There Be Spoilers Here
In fairness to MacLean, she does put a little twist on a story which at first looks to be just a variation on van Vogt’s Slan. No doubt MacLean was thinking of Slan, which at this point was one of the most popular novels in the field. Indeed there used to be many fans of van Vogt, but they’re all dead now. Anyway, Paul is not a mutant in the strict sense that his abnormalities occurred by genetic accident; rather they were put there, intentionally, with the “accident” instead being that Paul was not supposed to have made it beyond the fetal stage. There’s a somewhat convoluted backstory involving a laboratory that experimented on human embryos much like how cosmetics companies experiment on animals, only for some of these embryos to be illegally sold off to the highest bidder and allowed entry into human society. Paul is one of the “E-2” line, in that on top of his weird but useful physical quirks he has also been gifted with high intelligence. (MacLean, as I suppose was common among folks at the time, treats IQ with a totally straight face.
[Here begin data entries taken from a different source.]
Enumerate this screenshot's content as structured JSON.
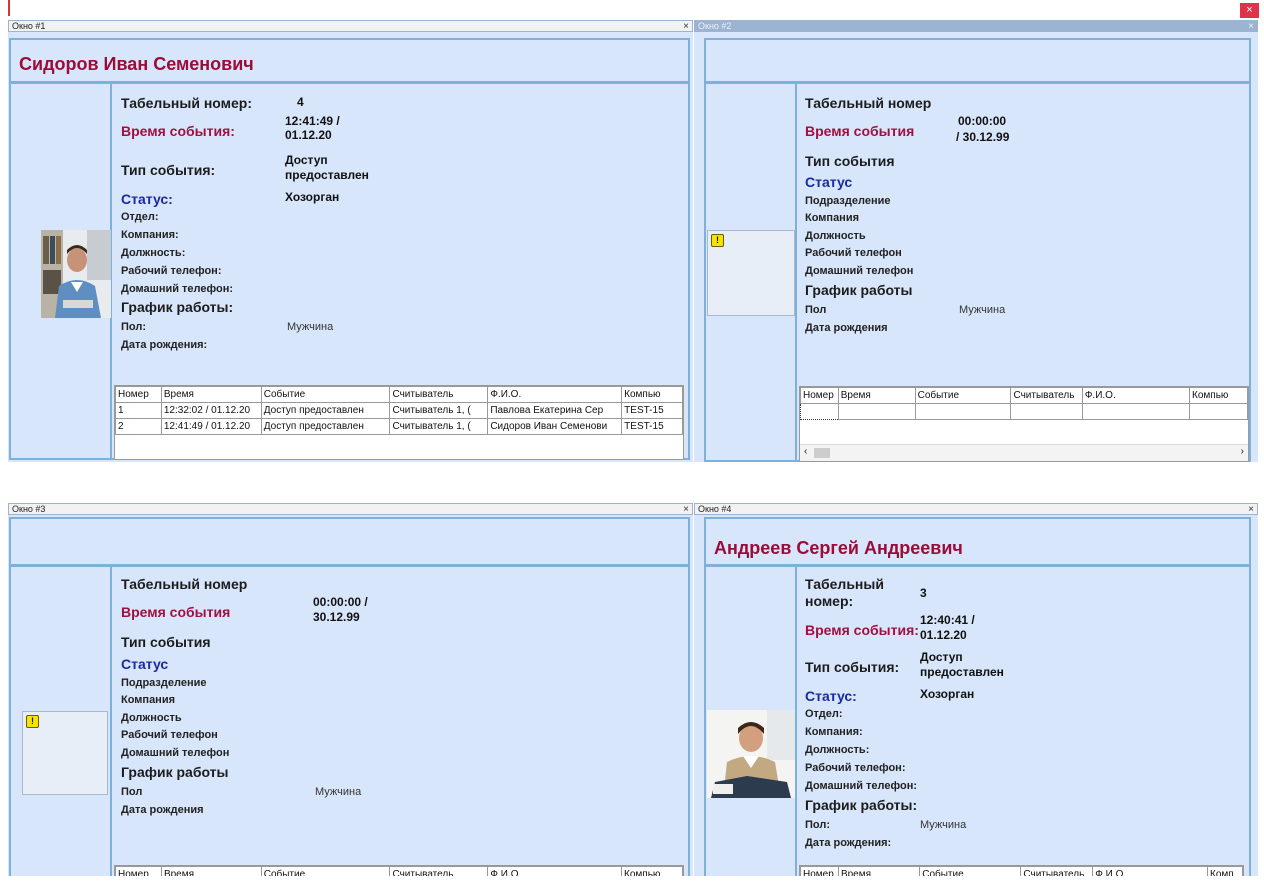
{
  "top": {
    "close_glyph": "×"
  },
  "w1": {
    "title": "Окно #1",
    "name": "Сидоров Иван Семенович",
    "labels": {
      "tab": "Табельный номер:",
      "time": "Время события:",
      "type": "Тип события:",
      "status": "Статус:",
      "dept": "Отдел:",
      "company": "Компания:",
      "position": "Должность:",
      "work_phone": "Рабочий телефон:",
      "home_phone": "Домашний телефон:",
      "schedule": "График работы:",
      "sex": "Пол:",
      "birth": "Дата рождения:"
    },
    "values": {
      "tab": "4",
      "time1": "12:41:49 /",
      "time2": "01.12.20",
      "type1": "Доступ",
      "type2": "предоставлен",
      "status": "Хозорган",
      "sex": "Мужчина"
    },
    "grid": {
      "columns": [
        "Номер",
        "Время",
        "Событие",
        "Считыватель",
        "Ф.И.О.",
        "Компью"
      ],
      "rows": [
        [
          "1",
          "12:32:02 / 01.12.20",
          "Доступ предоставлен",
          "Считыватель 1, (",
          "Павлова Екатерина Сер",
          "TEST-15"
        ],
        [
          "2",
          "12:41:49 / 01.12.20",
          "Доступ предоставлен",
          "Считыватель 1, (",
          "Сидоров Иван Семенови",
          "TEST-15"
        ]
      ]
    }
  },
  "w2": {
    "title": "Окно #2",
    "labels": {
      "tab": "Табельный номер",
      "time": "Время события",
      "type": "Тип события",
      "status": "Статус",
      "dept": "Подразделение",
      "company": "Компания",
      "position": "Должность",
      "work_phone": "Рабочий телефон",
      "home_phone": "Домашний телефон",
      "schedule": "График работы",
      "sex": "Пол",
      "birth": "Дата рождения"
    },
    "values": {
      "time1": "00:00:00",
      "time2": "/ 30.12.99",
      "sex": "Мужчина"
    },
    "grid": {
      "columns": [
        "Номер",
        "Время",
        "Событие",
        "Считыватель",
        "Ф.И.О.",
        "Компью"
      ]
    }
  },
  "w3": {
    "title": "Окно #3",
    "labels": {
      "tab": "Табельный номер",
      "time": "Время события",
      "type": "Тип события",
      "status": "Статус",
      "dept": "Подразделение",
      "company": "Компания",
      "position": "Должность",
      "work_phone": "Рабочий телефон",
      "home_phone": "Домашний телефон",
      "schedule": "График работы",
      "sex": "Пол",
      "birth": "Дата рождения"
    },
    "values": {
      "time1": "00:00:00 /",
      "time2": "30.12.99",
      "sex": "Мужчина"
    },
    "grid": {
      "columns": [
        "Номер",
        "Время",
        "Событие",
        "Считыватель",
        "Ф.И.О.",
        "Компью"
      ]
    }
  },
  "w4": {
    "title": "Окно #4",
    "name": "Андреев  Сергей Андреевич",
    "labels": {
      "tab1": "Табельный",
      "tab2": "номер:",
      "time": "Время события:",
      "type": "Тип события:",
      "status": "Статус:",
      "dept": "Отдел:",
      "company": "Компания:",
      "position": "Должность:",
      "work_phone": "Рабочий телефон:",
      "home_phone": "Домашний телефон:",
      "schedule": "График работы:",
      "sex": "Пол:",
      "birth": "Дата рождения:"
    },
    "values": {
      "tab": "3",
      "time1": "12:40:41 /",
      "time2": "01.12.20",
      "type1": "Доступ",
      "type2": "предоставлен",
      "status": "Хозорган",
      "sex": "Мужчина"
    },
    "grid": {
      "columns": [
        "Номер",
        "Время",
        "Событие",
        "Считыватель",
        "Ф.И.О.",
        "Комп"
      ]
    }
  }
}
Anyone who has an IQ of above 140 is presumed to be a genius.) The big revelation, of course, is that rather than being a freak, Paul has won the genetic lottery, which the story treats as very good news for his and Nadine’s hopes of having children. The “diploids” are indeed a very small but special sub-race of supermen (and women).
A Step Farther Out
Well, that was a bit of a dud. It’s something you have to expect when reading SF of this vintage, though, even when it’s from someone of above-average skill like MacLean. I’m not sure if MacLean buys into the genetics mumbo jumbo she puts out in “The Diploids,” considering we know she bought enough into the notion of psi powers that she had apparently taken an interest in Dianetics in the ’50s. (The number of SF authors to have bought at least somewhat into L. Ron Hubbard’s pseudo-science at this time is depressingly high.) “The Diploids” is unusual for MacLean in a few ways, being it’s one of her longer stories, that it doesn’t have to do so much with sociology nor is it all that socially conscious, and also the debt she paid to van Vogt as an influence is at its most overt here. Like I said, though, there’s also a sloppiness with pacing and characterization that tells me MacLean had submitted it to a higher-paying magazine, namely Astounding, only for it to get rejected. But that’s just a theory.